For Hugging Face text generation models:
from guardrails import Guard
from guardrails.validators import ValidLength, ToxicLanguage
from guardrails import OnFailAction
import torch
from transformers import AutoModelForCausalLM, AutoTokenizer

# Create your prompt or starting text
prompt = "Hello, I'm a language model,"

# Setup torch
torch_device = "cuda" if torch.cuda.is_available() else "cpu"

# Instantiate your tokenizer
tokenizer = AutoTokenizer.from_pretrained("gpt2")

# Instantiate your model
model = AutoModelForCausalLM.from_pretrained("gpt2", pad_token_id=tokenizer.eos_token_id).to(torch_device)

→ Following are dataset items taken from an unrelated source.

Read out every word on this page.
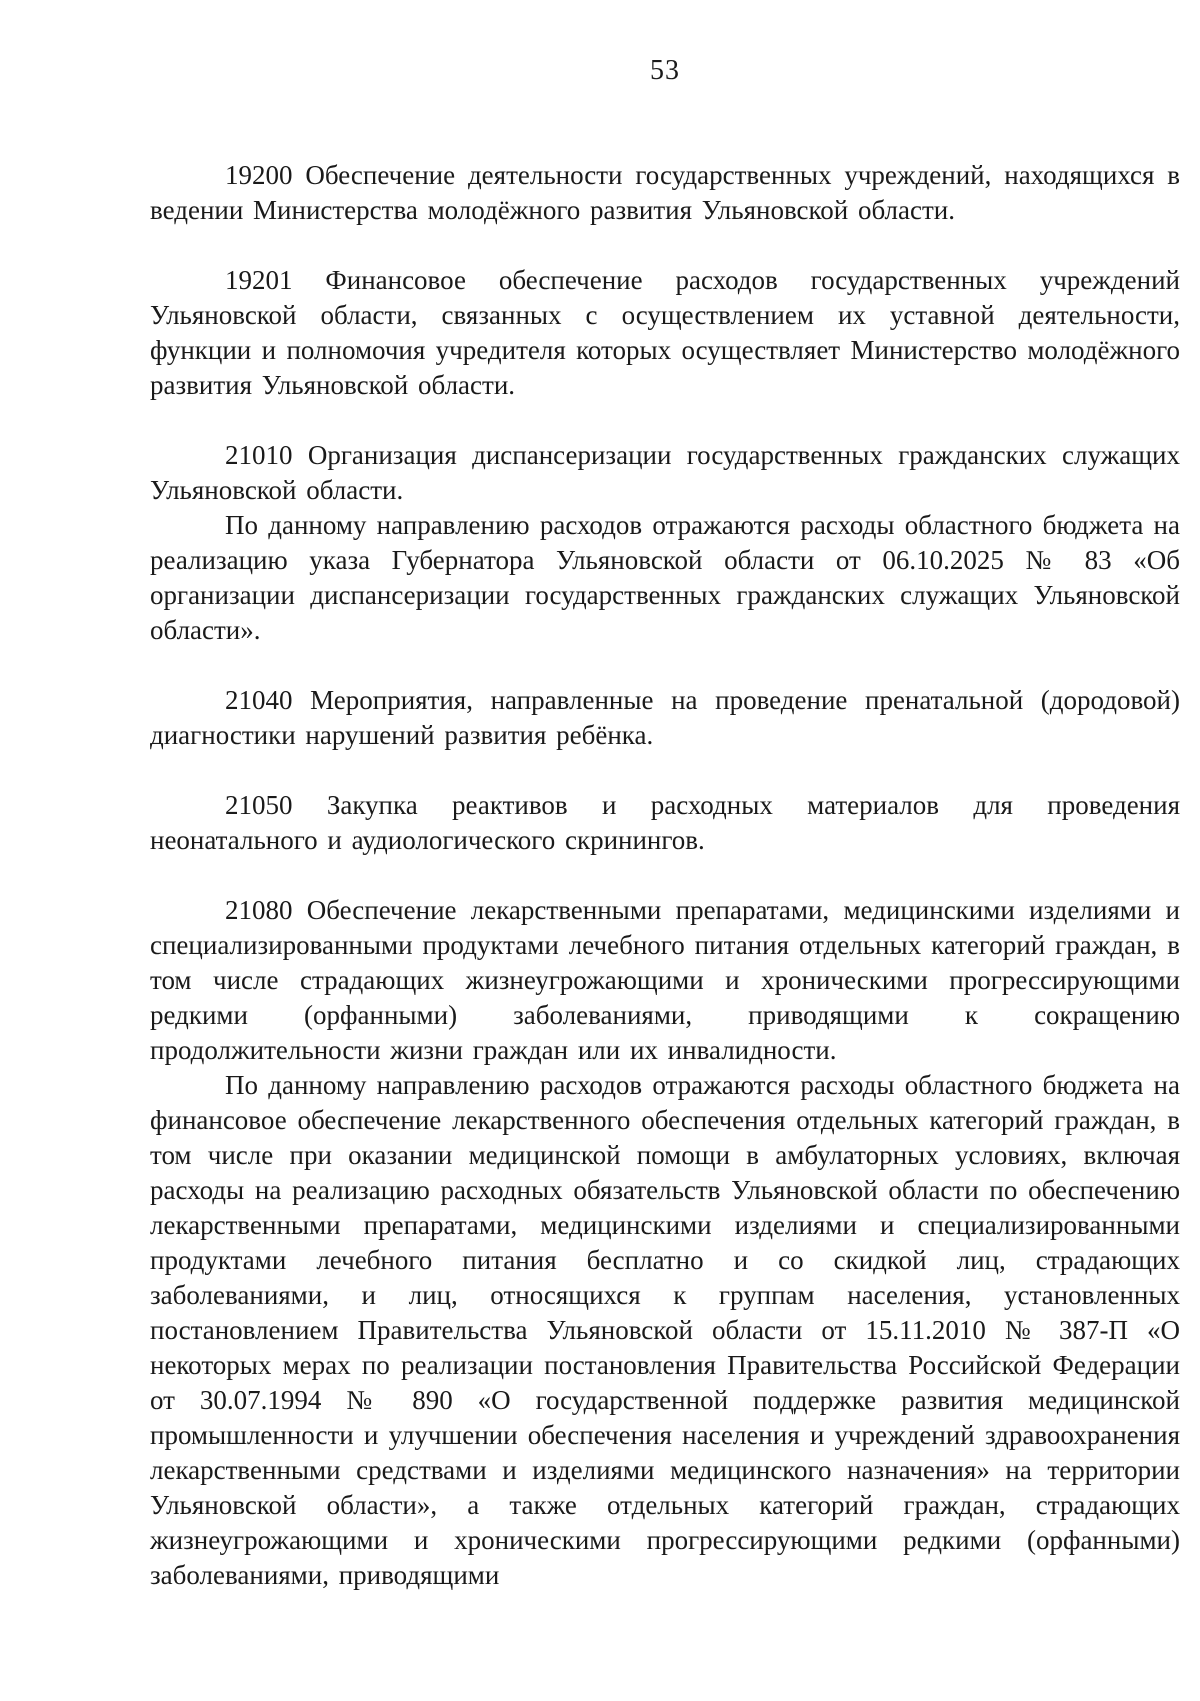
53

19200 Обеспечение деятельности государственных учреждений, находящихся в ведении Министерства молодёжного развития Ульяновской области.

19201 Финансовое обеспечение расходов государственных учреждений Ульяновской области, связанных с осуществлением их уставной деятельности, функции и полномочия учредителя которых осуществляет Министерство молодёжного развития Ульяновской области.

21010 Организация диспансеризации государственных гражданских служащих Ульяновской области.

По данному направлению расходов отражаются расходы областного бюджета на реализацию указа Губернатора Ульяновской области от 06.10.2025 № 83 «Об организации диспансеризации государственных гражданских служащих Ульяновской области».

21040 Мероприятия, направленные на проведение пренатальной (дородовой) диагностики нарушений развития ребёнка.

21050 Закупка реактивов и расходных материалов для проведения неонатального и аудиологического скринингов.

21080 Обеспечение лекарственными препаратами, медицинскими изделиями и специализированными продуктами лечебного питания отдельных категорий граждан, в том числе страдающих жизнеугрожающими и хроническими прогрессирующими редкими (орфанными) заболеваниями, приводящими к сокращению продолжительности жизни граждан или их инвалидности.

По данному направлению расходов отражаются расходы областного бюджета на финансовое обеспечение лекарственного обеспечения отдельных категорий граждан, в том числе при оказании медицинской помощи в амбулаторных условиях, включая расходы на реализацию расходных обязательств Ульяновской области по обеспечению лекарственными препаратами, медицинскими изделиями и специализированными продуктами лечебного питания бесплатно и со скидкой лиц, страдающих заболеваниями, и лиц, относящихся к группам населения, установленных постановлением Правительства Ульяновской области от 15.11.2010 № 387-П «О некоторых мерах по реализации постановления Правительства Российской Федерации от 30.07.1994 № 890 «О государственной поддержке развития медицинской промышленности и улучшении обеспечения населения и учреждений здравоохранения лекарственными средствами и изделиями медицинского назначения» на территории Ульяновской области», а также отдельных категорий граждан, страдающих жизнеугрожающими и хроническими прогрессирующими редкими (орфанными) заболеваниями, приводящими
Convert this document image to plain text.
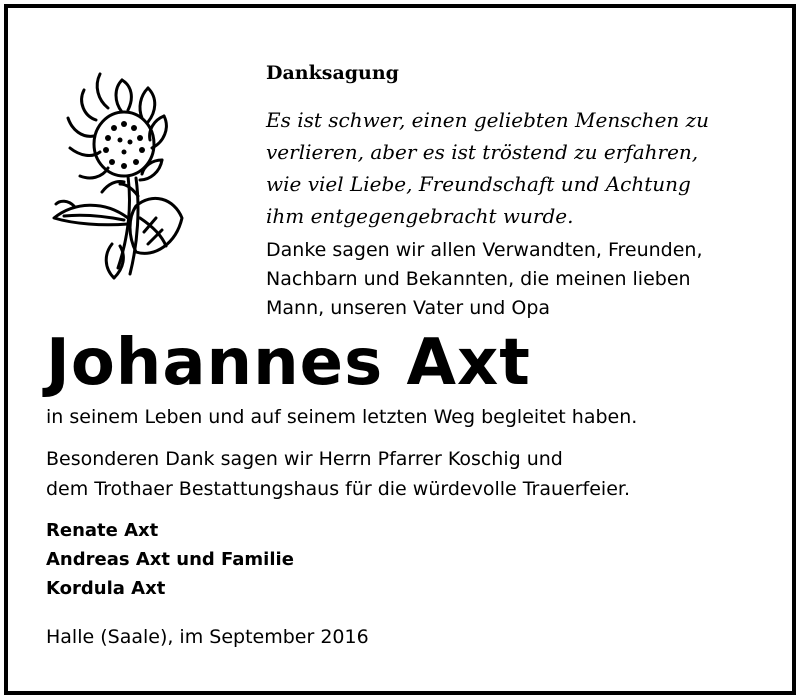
Danksagung

Es ist schwer, einen geliebten Menschen zu
verlieren, aber es ist tröstend zu erfahren,
wie viel Liebe, Freundschaft und Achtung
ihm entgegengebracht wurde.

Danke sagen wir allen Verwandten, Freunden,
Nachbarn und Bekannten, die meinen lieben
Mann, unseren Vater und Opa

Johannes Axt

in seinem Leben und auf seinem letzten Weg begleitet haben.

Besonderen Dank sagen wir Herrn Pfarrer Koschig und
dem Trothaer Bestattungshaus für die würdevolle Trauerfeier.

Renate Axt
Andreas Axt und Familie
Kordula Axt

Halle (Saale), im September 2016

# Customize your model inputs if desired
model_inputs = tokenizer(prompt, return_tensors="pt").to(torch_device)

# Create the Guard
guard = Guard.for_string(
    validators=[
        ValidLength(
            min=48,
            on_fail=OnFailAction.FIX
        ),
        ToxicLanguage(
            on_fail=OnFailAction.FIX
        )
    ],
    prompt=prompt
)

# Run the Guard
response = guard(
    llm_api=model.generate,
    max_new_tokens=40,
    tokenizer=tokenizer,
    **model_inputs,
)

# Check the output
if response.validation_passed:
    print("validated_output: ", response.validated_output)
else:
    print("error: ", response.error)

Requirements for custom wrappers

Your custom LLM wrapper should:
  1. Accept messages as a parameter (list of message dictionaries)
  2. Return a string containing the LLM’s output
  3. Accept additional keyword arguments that you want to pass to your LLM
  4. Handle errors appropriately

Using with validators

Custom LLM wrappers work seamlessly with all Guardrails validators:
from guardrails import Guard
from guardrails.hub import ProfanityFree, ValidLength

def my_custom_llm(**kwargs) -> str:
    # Your custom LLM implementation
    messages = kwargs.get("messages")
    return your_llm_call(messages)

guard = Guard().use(
    ProfanityFree(),
    ValidLength(min=10, max=100)
)

result = guard(
    my_custom_llm,
    messages=[{"role": "user", "content": "Tell me a joke"}]
)

Structured data with custom LLMs

You can also use custom LLMs with structured data generation:
from pydantic import BaseModel
from guardrails import Guard

class Person(BaseModel):
    name: str
    age: int

def my_custom_llm(**kwargs) -> str:
    # Your custom LLM implementation
    messages = kwargs.get("messages")
    return your_llm_call(messages)

guard = Guard.for_pydantic(Person)

result = guard(
    my_custom_llm,
    messages=[{"role": "user", "content": "Generate a person"}]
)

print(result.validated_output)

Best practices

  1. Error handling: Implement proper error handling in your wrapper
  2. Timeouts: Set appropriate timeouts for API calls
  3. Retries: Consider implementing retry logic for transient failures
  4. Logging: Add logging to help debug issues
  5. Type hints: Use type hints for better code clarity

Alternative: Use LiteLLM

If you don’t want to build a custom wrapper, consider using LiteLLM which supports 100+ LLM providers out of the box.